Friday, December 08, 2023

Quando ser psicótico é mais adaptativo do que ser neurótico

Em minha experiência clínica observei alguns pacientes migrando de posições neuróticas para psicóticas. Um desses casos é curioso porque começou com uma alteração na pronúncia das palavras. O paciente acrescentava a letra r a todas as sílabas que podia. 

- Brom dria Aradrianoro cromro vrai? Vrocerê estara brem?

Esse paciente não tinha um quadro característicamente psicótico e tinhas muitos conflitos pessoais, dentro e fora do CAPS, inclusive com membros da própria equipe. Era um caso de difícil manejo, com grande vulnerabilidade socioeconômica, muita irritabilidade e agressividade verbal, e às vezes até física.

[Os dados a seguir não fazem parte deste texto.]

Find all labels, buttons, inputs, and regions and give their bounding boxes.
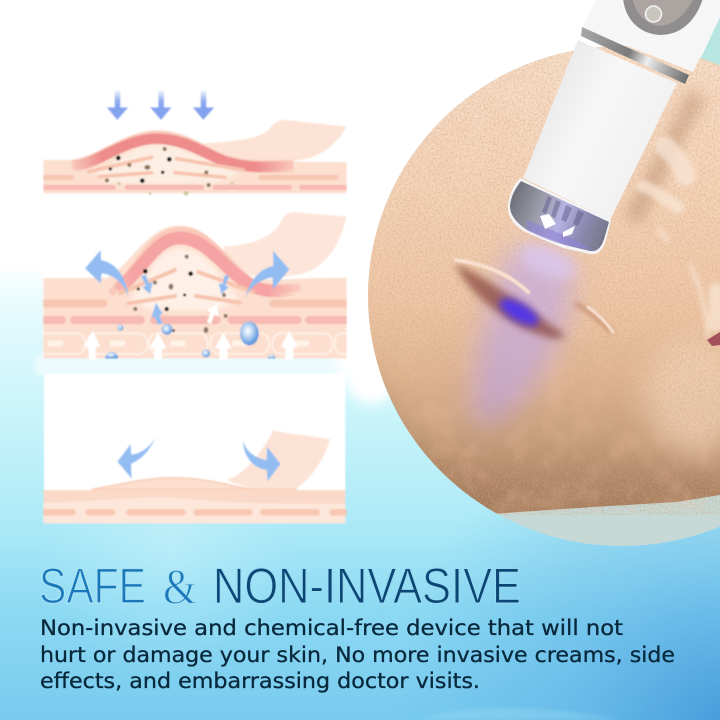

Esse novo modo de se comunicar, com uma pronúncia diferente, fez com que esse paciente ficasse um pouco mais afável. As pessoas passaram a reagir a ele de um modo diferente. Passou a haver mais interações, nas quais as pessoas tentavam falar com a mesma pronúncia que ele utilizava. As pessoas passaram a sentir que essa interação era mais prazerosa e até divertida, e esse paciente passou assim a ser mais intensamente gratificado pelo modo como estava se comportando.

Esse caso ainda está em observação e eu penso que irá se estabilizar nesse padrão de comportamento psicótico, completamente diferente do que houve durante toda a vida desse paciente, que tem mais de 40 anos de idade.

Assim como existe seleção natural de espécies, também existe uma seleção dos comportamentos que apresentamos em nossas interações e durante nossa história de vida. O ambiente sempre seleciona aquilo que é mais adaptativo. Esse paciente tem agora um comportamento muito mais adaptativo do que tinha antes. Sua vida agora, em plena psicose, está muito mais repleta de interações prazerosas do que antes, quando era somente mais uma pessoa neurótica dentre tantas outras.

Wednesday, December 06, 2023

"Está tudo interligado"?

Alguns místicos costumam dizer que “tudo está interligado”, como se isso fosse uma revelação. Mas não passa de truísmo, de uma verdade banal. E, a partir desse truísmo, dão um salto (que mais adiante muitos vão até apelar, chamando-o de “salto quântico”), para fazer associações espúrias. Como tudo está interligado se permitem o salto, que transforma contiguidade em contingência, para praticamente qualquer coisa que lhes desperte algum fascínio. E assim brotam as superstições: tudo está interligado, tudo tem relação com tudo, logo tudo faz sentido! Alcançando-se então o ponto culminante em que se sabe tudo, mas não se resolve nada. E nesse ponto algumas pessoas literalmente entram numa espécie de transe anestésico, como se fluíssem em consonância com os movimentos e as oscilações do universo. Eis seu sentimento oceânico, sua iluminação! Nesse ponto, nessa culminância e nesse estado de plena ignorância, muitas aparentemente morrem em paz.

A regra é não existir

A regra é a extinção. Há mais espécies extintas do que não-extintas. A não-existência é a regra. Cada pessoa nascida é aquele único espermatozoide, dentre bilhões de outros (mortos), que um dia alcançou um óvulo. É exceção. Outros bilhões pereceram. A regra é não existir. Viver é esse constante desafio a essa regra fundamental. Viver pode ser luminoso, mas raramente é fácil.